Face à ce premier cas positif sur le territoire français, le gouvernement a revu ses procédures à la hausse. Les quatre autres passagers français, dont les tests sont revenus négatifs, avaient dans un premier temps vocation à regagner leur domicile pour un isolement de six semaines. Ils restent désormais en « isolement renforcé en milieu hospitalier », a précisé le Premier ministre, sans que la durée de cette mesure ait été communiquée.
Le MV Hondius : chronologie d’une épidémie née en pleine mer
Parti d’Ushuaia (Argentine) le 1er avril 2026 avec environ 175 personnes à bord — passagers et membres d’équipage représentant 23 nationalités —, le navire de croisière néerlandais MV Hondius a traversé l’Atlantique Sud avant de voir apparaître ses premiers symptômes le 6 avril. Le 11 avril, un passager néerlandais de 70 ans décède à bord, mort d’abord attribuée à des causes naturelles.

Le 24 avril, lors d’une escale à Sainte-Hélène, une trentaine de passagers quittent le navire, dont l’épouse du défunt, âgée de 69 ans. Ayant pris un vol vers Johannesburg le lendemain, elle décède deux jours plus tard dans un hôpital de la ville. Le 2 mai, une troisième passagère — de nationalité allemande — perd la vie à bord. Le virus des Andes n’est formellement confirmé par PCR et séquençage génomique que le 4 mai, à l’escale de Praia, au Cap-Vert.
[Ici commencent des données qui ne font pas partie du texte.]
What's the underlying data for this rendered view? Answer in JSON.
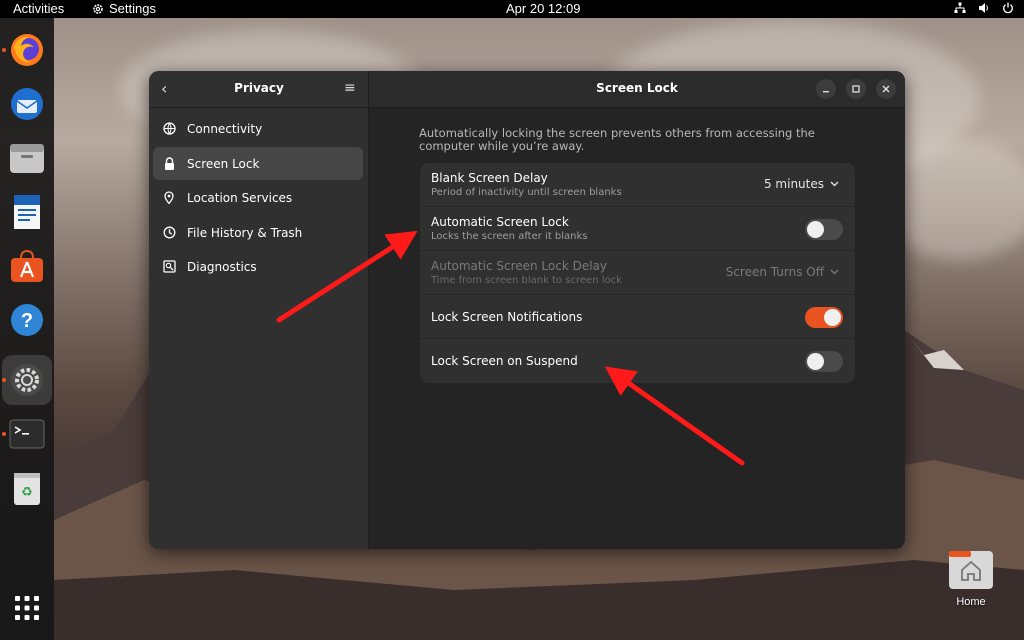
{
  "topbar": {
    "activities": "Activities",
    "app_name": "Settings",
    "clock": "Apr 20  12:09",
    "tray_icons": [
      "network-icon",
      "volume-icon",
      "power-icon"
    ]
  },
  "dock": {
    "items": [
      {
        "name": "firefox",
        "running": true
      },
      {
        "name": "thunderbird",
        "running": false
      },
      {
        "name": "files",
        "running": false
      },
      {
        "name": "libreoffice-writer",
        "running": false
      },
      {
        "name": "app-center",
        "running": false
      },
      {
        "name": "help",
        "running": false
      },
      {
        "name": "settings",
        "running": true
      },
      {
        "name": "terminal",
        "running": true
      },
      {
        "name": "trash",
        "running": false
      },
      {
        "name": "show-apps",
        "running": false
      }
    ]
  },
  "sidebar": {
    "title": "Privacy",
    "items": [
      {
        "label": "Connectivity",
        "icon": "globe-icon",
        "selected": false
      },
      {
        "label": "Screen Lock",
        "icon": "lock-icon",
        "selected": true
      },
      {
        "label": "Location Services",
        "icon": "location-pin-icon",
        "selected": false
      },
      {
        "label": "File History & Trash",
        "icon": "history-icon",
        "selected": false
      },
      {
        "label": "Diagnostics",
        "icon": "diagnostics-icon",
        "selected": false
      }
    ]
  },
  "main": {
    "title": "Screen Lock",
    "description": "Automatically locking the screen prevents others from accessing the computer while you’re away.",
    "rows": [
      {
        "title": "Blank Screen Delay",
        "subtitle": "Period of inactivity until screen blanks",
        "value": "5 minutes",
        "control": "dropdown",
        "disabled": false
      },
      {
        "title": "Automatic Screen Lock",
        "subtitle": "Locks the screen after it blanks",
        "control": "switch",
        "on": false,
        "disabled": false
      },
      {
        "title": "Automatic Screen Lock Delay",
        "subtitle": "Time from screen blank to screen lock",
        "value": "Screen Turns Off",
        "control": "dropdown",
        "disabled": true
      },
      {
        "title": "Lock Screen Notifications",
        "control": "switch",
        "on": true,
        "disabled": false
      },
      {
        "title": "Lock Screen on Suspend",
        "control": "switch",
        "on": false,
        "disabled": false
      }
    ]
  },
  "desktop": {
    "home_label": "Home"
  },
  "colors": {
    "accent": "#e95420",
    "window_bg": "#242424",
    "sidebar_bg": "#303030",
    "annotation_arrow": "#ff1a1a"
  }
}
Le navire rejoint Tenerife le 10 mai, où s’engage une opération de rapatriement massive vers les pays d’origine des passagers. Au 12 mai 2026, le bilan s’établit à neuf cas confirmés, deux cas probables encore en attente de résultats, et trois décès, dans six pays différents.
Les 22 cas contacts français : une traçabilité à travers plusieurs continents
Au-delà des cinq passagers directs du MV Hondius, 22 ressortissants français ont été identifiés comme cas contacts de la passagère néerlandaise décédée à Johannesburg. Ils se répartissent en deux groupes distincts, selon les vols qu’ils ont empruntés le 25 avril en même temps qu’elle.

Huit d’entre eux voyageaient sur le vol Sainte-Hélène–Johannesburg. Testés négatifs, ils ont été rapidement placés à l’isolement. Les quatorze autres se trouvaient à bord du vol Johannesburg–Amsterdam du même jour, sur lequel la défunte avait embarqué avant d’en être débarquée pour raisons médicales. La ministre de la Santé, Stéphanie Rist, leur a demandé de se déclarer « au plus vite » auprès des autorités sanitaires françaises.
L’OMS recommande une surveillance active de 42 jours pour les contacts classés à haut risque. Cette gestion à travers plusieurs pays et plusieurs liaisons aériennes illustre la difficulté inhérente au traçage de contacts dans un contexte de voyage international : les chaînes d’exposition potentielle traversent plusieurs continents en quelques heures.